Selain pembangunan infrastruktur, beliau juga menyelesaikan beberapa bangunan yang saat ini menjadi monumental.

“Membangun tugu pahlwan, stadion tambaksari (10 novemver -red) dan meresmikan Universitas Airlangga” kata Dhahana.

Paseban Surabaya Tabur Bunga di Makam Walikota Moestadjab

Sementara Ir. Siswandi ketua Paseban saat memberikan sambutan sempat meneteskan air mata dan terbata.

“Beliau jasanya banyak, namun kondisi makamnya kog seperti ini” ujar Siswandi tanpa mampu meneruskan kata katanya

Hal senada juga disampaikan oleh Cak Albaroyo yang terkenal sebagai seniman pengocok perut Cak Eko Lontong Tralala.

“Melihat kondisi seperti ini, saya mohon segenap warga Surabaya perhatian dengan makam Walikota Moestadjab” kata Eko

Lebih lanjut Eko mengharapkan kepada Siti Snggraenie Hapsari (SAH) Notaris-PPAT yang hadir sebagai undangan, untuk memugar makam ini.
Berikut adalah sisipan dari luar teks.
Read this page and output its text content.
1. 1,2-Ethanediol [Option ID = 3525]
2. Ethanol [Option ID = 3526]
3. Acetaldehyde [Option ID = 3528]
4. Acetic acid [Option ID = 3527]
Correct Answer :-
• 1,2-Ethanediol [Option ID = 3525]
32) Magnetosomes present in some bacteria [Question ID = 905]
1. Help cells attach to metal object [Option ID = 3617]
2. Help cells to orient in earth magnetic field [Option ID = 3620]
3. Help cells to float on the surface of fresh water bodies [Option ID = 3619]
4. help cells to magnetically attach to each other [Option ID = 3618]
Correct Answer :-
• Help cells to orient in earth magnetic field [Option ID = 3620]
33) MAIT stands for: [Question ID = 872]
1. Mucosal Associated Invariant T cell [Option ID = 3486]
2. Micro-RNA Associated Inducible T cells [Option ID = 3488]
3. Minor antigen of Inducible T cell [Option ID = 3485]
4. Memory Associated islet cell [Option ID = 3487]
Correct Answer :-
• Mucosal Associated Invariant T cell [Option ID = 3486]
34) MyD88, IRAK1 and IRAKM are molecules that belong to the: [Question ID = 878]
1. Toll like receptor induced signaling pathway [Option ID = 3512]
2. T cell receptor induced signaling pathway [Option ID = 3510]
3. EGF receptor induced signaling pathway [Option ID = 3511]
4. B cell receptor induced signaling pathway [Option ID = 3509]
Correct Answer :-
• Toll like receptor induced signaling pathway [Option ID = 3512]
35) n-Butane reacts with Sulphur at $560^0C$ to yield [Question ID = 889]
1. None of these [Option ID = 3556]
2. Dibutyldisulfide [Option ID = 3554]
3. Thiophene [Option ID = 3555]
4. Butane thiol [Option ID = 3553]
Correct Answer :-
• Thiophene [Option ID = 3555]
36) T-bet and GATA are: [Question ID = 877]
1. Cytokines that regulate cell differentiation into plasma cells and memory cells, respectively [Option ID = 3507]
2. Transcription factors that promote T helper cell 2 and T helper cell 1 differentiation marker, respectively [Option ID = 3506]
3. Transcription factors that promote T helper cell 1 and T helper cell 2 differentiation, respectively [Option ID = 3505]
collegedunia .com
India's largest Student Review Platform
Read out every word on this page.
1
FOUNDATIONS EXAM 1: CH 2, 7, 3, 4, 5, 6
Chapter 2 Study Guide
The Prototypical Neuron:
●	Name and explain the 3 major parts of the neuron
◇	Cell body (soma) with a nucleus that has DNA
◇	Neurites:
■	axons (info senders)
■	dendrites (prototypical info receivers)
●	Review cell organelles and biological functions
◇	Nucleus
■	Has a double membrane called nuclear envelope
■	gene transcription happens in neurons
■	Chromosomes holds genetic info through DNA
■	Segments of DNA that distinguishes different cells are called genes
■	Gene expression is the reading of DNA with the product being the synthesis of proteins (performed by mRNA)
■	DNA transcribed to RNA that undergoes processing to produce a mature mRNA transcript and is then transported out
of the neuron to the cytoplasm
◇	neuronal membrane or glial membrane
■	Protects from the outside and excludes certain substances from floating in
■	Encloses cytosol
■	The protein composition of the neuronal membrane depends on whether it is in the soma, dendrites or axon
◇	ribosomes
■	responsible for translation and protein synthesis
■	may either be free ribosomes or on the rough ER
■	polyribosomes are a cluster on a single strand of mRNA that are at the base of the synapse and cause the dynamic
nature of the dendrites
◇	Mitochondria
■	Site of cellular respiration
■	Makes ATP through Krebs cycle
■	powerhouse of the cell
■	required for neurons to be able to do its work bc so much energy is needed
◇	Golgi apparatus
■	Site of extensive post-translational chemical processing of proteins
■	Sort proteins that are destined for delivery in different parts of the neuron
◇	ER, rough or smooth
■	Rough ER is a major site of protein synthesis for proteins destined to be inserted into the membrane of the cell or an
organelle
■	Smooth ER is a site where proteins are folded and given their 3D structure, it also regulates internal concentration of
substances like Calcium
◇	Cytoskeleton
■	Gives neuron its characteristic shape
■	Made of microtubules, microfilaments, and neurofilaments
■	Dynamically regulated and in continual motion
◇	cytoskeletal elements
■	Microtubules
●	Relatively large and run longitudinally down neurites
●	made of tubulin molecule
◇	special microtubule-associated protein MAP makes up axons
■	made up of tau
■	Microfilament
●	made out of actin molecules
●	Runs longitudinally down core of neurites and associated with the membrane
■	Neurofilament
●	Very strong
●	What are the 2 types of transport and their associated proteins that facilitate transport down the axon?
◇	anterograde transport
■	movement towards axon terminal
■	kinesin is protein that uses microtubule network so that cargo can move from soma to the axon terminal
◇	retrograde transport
“Mohon untuk ibu SAH, calon wakil walikota Surabaya, untuk memperbaiki, supaya tampak lebih layak dihadapan masyarakat Indonesia khususnya Surabaya” imbuh Eko

Makam M. Pamoedji Pendiri Persebaya

Awak media pernah mengetahui bahwa masalah ini pernah diangkat pada tanun 2017, artinya pemerintah kota Surabaya telah tiga tahun melakukan pembiaran

Baca juga : Miris, Namanya Abadi Jadi Jalan di Surabaya, Tapi Beginilah Kondisi Makam Sang Mantan Walikota

Siti Anggraenie Hapasari (SAH) mengatakan kepada awak media, bahwa warga Surabaya kenal dengan Walikota Moestajab karena diabadikan sebagai nama jalan, mamun belum banyak yang tahu, dimana makamnya.

“Oleh karena itu saya diundang Paseban hadir di sini (makam -red), saya melihat makam kotor, tidak terawat, ditumbuhi rumput-rumput” kata SAH

Rombongan Paseban Surabaya Ziarah ke Makam W. R. Supratman

Lebih lanjut Siti Anggraenie Hapsari (SAH) merasakan, kurang ada peduli terhadap para tokoh yang telah berjasa.

“Hari ini Paseban melakukan pembersihan sekaligus upacara sebagai bentuk apresiasi kepada para tokoh yang telah berjasa” imbuh SAH.

Kunjungan Paseban ke Makam Walikota Mustajab, adalah merupakan rangkaian ziarah ke makam para pahlawan dalam rangka menyambut HUT kemerdekaan RI yang ke 75.

Selain mengujungi makam Walikota Mustajab, Paseban juga mengunjungi makam M. Pamoedji pendiri Persebaya dan W.R. Supratman.